第533章刑訊逼供
朱顔在趙家閑聊了一會兒,就起身告辭了。
聽到朱顔要走,趙疏影心裏頓時不是滋味兒。
好不容易盼來,卻是坐坐就走了。而且,坐坐還不是陪自己,是陪自己家中的老祖。
趙疏影心裏難受,不知道如何是好。
看着朱顔離開了,趙家老祖突然對趙疏影說道:“影子,你不要這樣子,朱顔現在早就不是當初的那個朱顔了。現在别說你,就是我們整個趙家,都高攀不起朱顔了。要不是當初我趙家和朱顔是站在同一條戰線上的,現在我趙家根本連同他說話的機會都沒有。”
趙疏影說道:“他不是那樣的人!”
“他或許不是那樣的人,但是我們自己卻是要知道我們之間的事地位,要有自知之明。就算他沒有嫌棄我們,我們也是需要盡量的遠離的,原因很簡單,他們的世界,和我們不是一個等級,強行靠攏,隻會讓我們活得更累。現在胡家就是一個例子。你看胡家,以爲攀上了葫蘆谷這個大樹,可是到頭來,有什麽事情,找到葫蘆谷,葫蘆谷卻是遲遲都沒有一點音訊。如今好不容易求來了幾個天階,卻是如同伺候老祖宗一般的伺候着,生怕得罪了。所以,我們和朱顔的關系,亦是如此。

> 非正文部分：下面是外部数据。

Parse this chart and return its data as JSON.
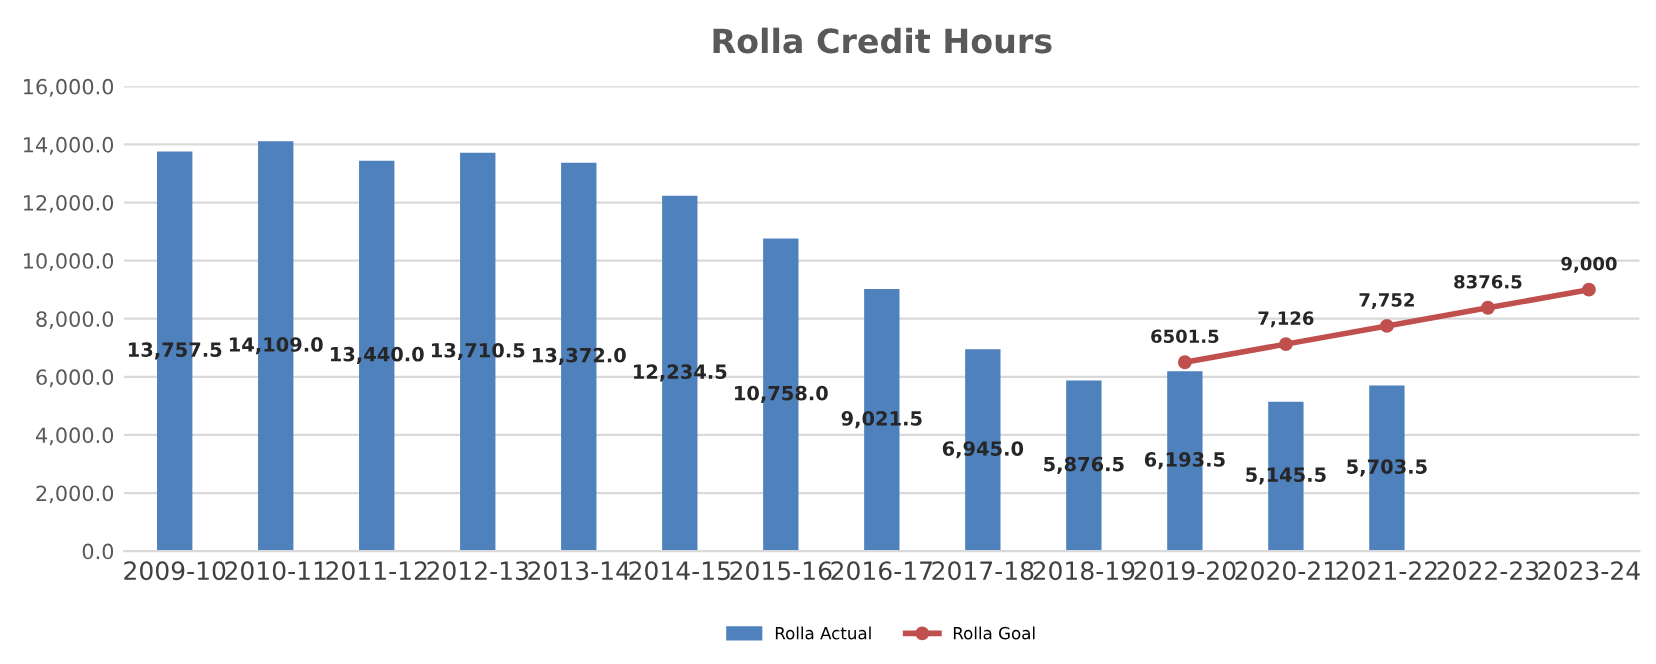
{
  "chart_data": {
    "type": "bar",
    "title": "Rolla Credit Hours",
    "categories": [
      "2009-10",
      "2010-11",
      "2011-12",
      "2012-13",
      "2013-14",
      "2014-15",
      "2015-16",
      "2016-17",
      "2017-18",
      "2018-19",
      "2019-20",
      "2020-21",
      "2021-22",
      "2022-23",
      "2023-24"
    ],
    "series": [
      {
        "name": "Rolla Actual",
        "color": "#4f81bd",
        "values": [
          13757.5,
          14109.0,
          13440.0,
          13710.5,
          13372.0,
          12234.5,
          10758.0,
          9021.5,
          6945.0,
          5876.5,
          6193.5,
          5145.5,
          5703.5,
          null,
          null
        ],
        "value_labels": [
          "13,757.5",
          "14,109.0",
          "13,440.0",
          "13,710.5",
          "13,372.0",
          "12,234.5",
          "10,758.0",
          "9,021.5",
          "6,945.0",
          "5,876.5",
          "6,193.5",
          "5,145.5",
          "5,703.5",
          null,
          null
        ]
      },
      {
        "name": "Rolla Goal",
        "type": "line",
        "color": "#c0504d",
        "marker": "circle",
        "values": [
          null,
          null,
          null,
          null,
          null,
          null,
          null,
          null,
          null,
          null,
          6501.5,
          7126,
          7752,
          8376.5,
          9000
        ],
        "value_labels": [
          null,
          null,
          null,
          null,
          null,
          null,
          null,
          null,
          null,
          null,
          "6501.5",
          "7,126",
          "7,752",
          "8376.5",
          "9,000"
        ]
      }
    ],
    "ylim": [
      0,
      16000
    ],
    "yticks": [
      {
        "value": 0,
        "label": "0.0"
      },
      {
        "value": 2000,
        "label": "2,000.0"
      },
      {
        "value": 4000,
        "label": "4,000.0"
      },
      {
        "value": 6000,
        "label": "6,000.0"
      },
      {
        "value": 8000,
        "label": "8,000.0"
      },
      {
        "value": 10000,
        "label": "10,000.0"
      },
      {
        "value": 12000,
        "label": "12,000.0"
      },
      {
        "value": 14000,
        "label": "14,000.0"
      },
      {
        "value": 16000,
        "label": "16,000.0"
      }
    ],
    "grid": "y",
    "legend": "bottom"
  }
}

所以,我們還是保持一點距離,或許以後反而還好相處一點。”
趙疏影聽到老祖如此說,頓時如同洩氣的皮球。
“我知道你喜歡朱顔,但是,人家未必就對你動心。據我所知,朱顔有未婚妻,身邊還有季家的女兒,還有那警局的林月梅,沒有一個比你差的。你還是收收你的心吧!”老祖感歎道。
趙疏影‘哇’的一下,大哭出來,跑到房間去了。
這麽堅強的一個女子,如今爲了愛情,居然哭成這樣,趙家老祖和元博都無力的感歎。
“朱顔,我們攀不起了呀!”趙家老祖歎道。
……
朱顔離開了,不過,也是看到了趙疏影的樣子。
不是朱顔對趙疏影一點意思都沒有,而是朱顔現在惹的情債實在是太多了,自己根本就處理不來。與其繼續耽擱人家一個好姑娘,還不如讓她們傷心一會兒,然後就做回自己,繼續追求自己的愛情。長痛不如短痛啊!
朱顔搖搖頭,可就在這時,卻是看見了林月梅。
林月梅的刑警隊外面,來了一個男子。原本朱顔沒有在意,可是,當看到那張臉的時候,頓時就起了疑心。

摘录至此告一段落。